In a lone corner, as though seeking in its humility to be as distant from the sacred edifice as possible, was a quaint old cross. It was probably not so old by half a dozen centuries as the grave-mounds on the rock where the ruined castle stood, but it seemed even older, because there were words cut in its stone in a tongue that was no longer known to man.
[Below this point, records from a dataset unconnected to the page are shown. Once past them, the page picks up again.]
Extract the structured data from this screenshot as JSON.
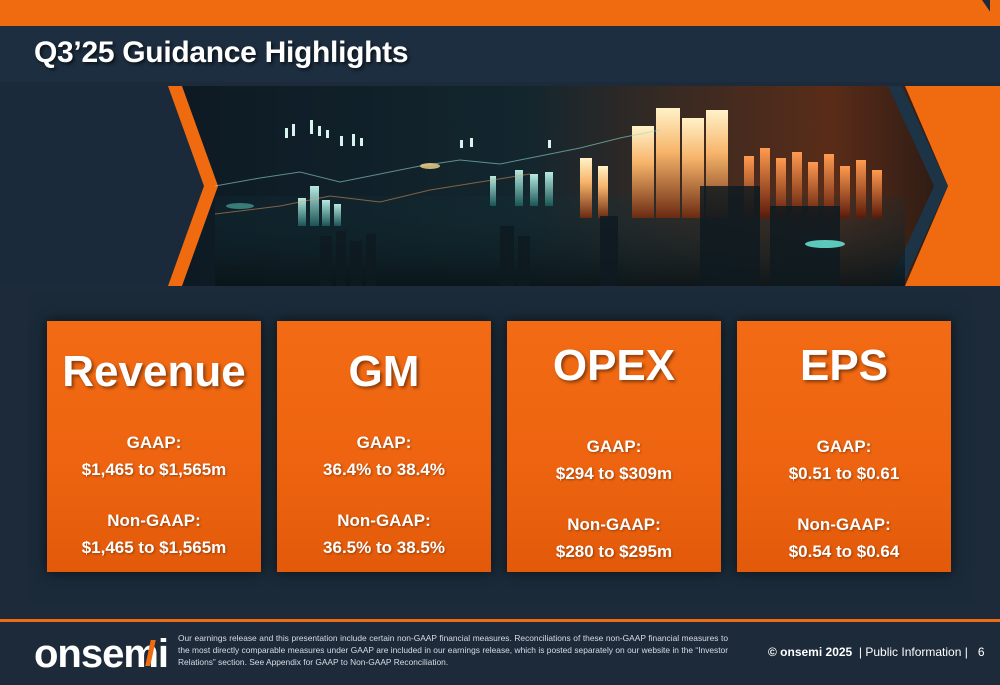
{
  "slide": {
    "title": "Q3’25 Guidance Highlights"
  },
  "cards": [
    {
      "title": "Revenue",
      "gaap_label": "GAAP:",
      "gaap_value": "$1,465 to $1,565m",
      "nongaap_label": "Non-GAAP:",
      "nongaap_value": "$1,465 to $1,565m"
    },
    {
      "title": "GM",
      "gaap_label": "GAAP:",
      "gaap_value": "36.4% to 38.4%",
      "nongaap_label": "Non-GAAP:",
      "nongaap_value": "36.5% to 38.5%"
    },
    {
      "title": "OPEX",
      "gaap_label": "GAAP:",
      "gaap_value": "$294 to $309m",
      "nongaap_label": "Non-GAAP:",
      "nongaap_value": "$280 to $295m"
    },
    {
      "title": "EPS",
      "gaap_label": "GAAP:",
      "gaap_value": "$0.51 to $0.61",
      "nongaap_label": "Non-GAAP:",
      "nongaap_value": "$0.54 to $0.64"
    }
  ],
  "footer": {
    "logo_text": "onsemi",
    "disclaimer": "Our earnings release and this presentation include certain non-GAAP financial measures. Reconciliations of these non-GAAP financial measures to the most directly comparable measures under GAAP are included in our earnings release, which is posted separately on our website in the “Investor Relations” section. See Appendix for GAAP to Non-GAAP Reconciliation.",
    "copyright": "© onsemi 2025",
    "classification": "| Public Information |",
    "page_number": "6"
  },
  "colors": {
    "accent_orange": "#f06a10",
    "navy_background": "#1c2a3a"
  },
  "icons": {
    "banner": "financial-chart-illustration"
  }
}
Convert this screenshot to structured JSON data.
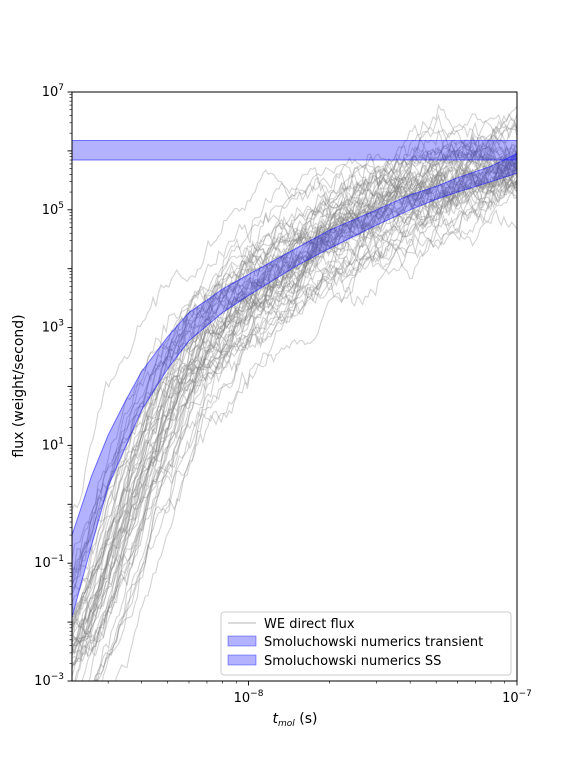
{
  "chart_data": {
    "type": "line",
    "title": "",
    "xlabel": {
      "base": "t",
      "sub": "mol",
      "unit": " (s)"
    },
    "ylabel": "flux (weight/second)",
    "x_scale": "log",
    "y_scale": "log",
    "xlim": [
      2.2e-09,
      1e-07
    ],
    "ylim": [
      0.001,
      10000000
    ],
    "x_ticks": [
      {
        "value": 1e-08,
        "base": "10",
        "exp": "−8"
      },
      {
        "value": 1e-07,
        "base": "10",
        "exp": "−7"
      }
    ],
    "y_ticks": [
      {
        "value": 0.001,
        "base": "10",
        "exp": "−3"
      },
      {
        "value": 0.1,
        "base": "10",
        "exp": "−1"
      },
      {
        "value": 10,
        "base": "10",
        "exp": "1"
      },
      {
        "value": 1000,
        "base": "10",
        "exp": "3"
      },
      {
        "value": 100000,
        "base": "10",
        "exp": "5"
      },
      {
        "value": 10000000,
        "base": "10",
        "exp": "7"
      }
    ],
    "grid": false,
    "legend_position": "lower right",
    "series": [
      {
        "name": "WE direct flux",
        "kind": "trajectory_ensemble",
        "color": "#808080",
        "trajectory_count": 60,
        "median_trend": {
          "x": [
            2.2e-09,
            3e-09,
            4e-09,
            6e-09,
            1e-08,
            2e-08,
            4e-08,
            7e-08,
            1e-07
          ],
          "y": [
            0.003,
            0.1,
            5,
            300,
            4000,
            40000,
            200000,
            500000,
            600000
          ]
        }
      },
      {
        "name": "Smoluchowski numerics transient",
        "kind": "band",
        "color": "#0000ff",
        "x": [
          2.2e-09,
          2.6e-09,
          3e-09,
          3.5e-09,
          4e-09,
          5e-09,
          6e-09,
          8e-09,
          1e-08,
          1.5e-08,
          2e-08,
          3e-08,
          4e-08,
          5e-08,
          6e-08,
          8e-08,
          1e-07
        ],
        "lower": [
          0.012,
          0.2,
          2,
          10,
          40,
          200,
          600,
          1800,
          3500,
          11000,
          22000,
          55000,
          100000,
          150000,
          200000,
          300000,
          420000
        ],
        "upper": [
          0.3,
          3,
          15,
          60,
          180,
          700,
          1800,
          4500,
          8000,
          22000,
          45000,
          100000,
          180000,
          250000,
          350000,
          550000,
          900000
        ]
      },
      {
        "name": "Smoluchowski numerics SS",
        "kind": "band",
        "color": "#0000ff",
        "x": [
          2.2e-09,
          1e-07
        ],
        "lower": [
          700000,
          700000
        ],
        "upper": [
          1500000,
          1500000
        ]
      }
    ]
  }
}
Seated on the low wall beside it, Richard was transferring to his sketch-book this relic of the past in his usual intermittent manner—now gazing out upon the far-stretching sea, here blue and bright, there shadowed by a passing cloud; now down into the village, which stood on a lower hill, with a ravine between. He had seen the post-cart come and go—for it came in and went out simultaneously at that out-of-the-way hamlet, where there was no one to write complainingly to the papers concerning the inefficiency of the mail service—and it was almost time for Harry to come and fetch him, as she had appointed. But presently the reason for her absence made itself apparent in the person of her father. It was not unusual for old Trevethick, at the close of the day, to call at the cottage in the ravine, which the guide to the ruin inhabited in the summer months, and see how business was doing in that quarter. If he had no eye for the picturesque, he had a very sharp one for the shillings which were made out of it; and Richard was not surprised to see the landlord descending the opposite hill. "This will keep Harry at home; confound him!" muttered the young man to himself, and then resumed his occupation. As there was now no one to watch for, he worked with more assiduity, and with such engrossment in his subject that he was first made conscious that he was not alone by the sudden presence of a shadow on his sketch-book. He looked up, not a little startled, and there was John Trevethick standing beside him, his huge form black against the sun.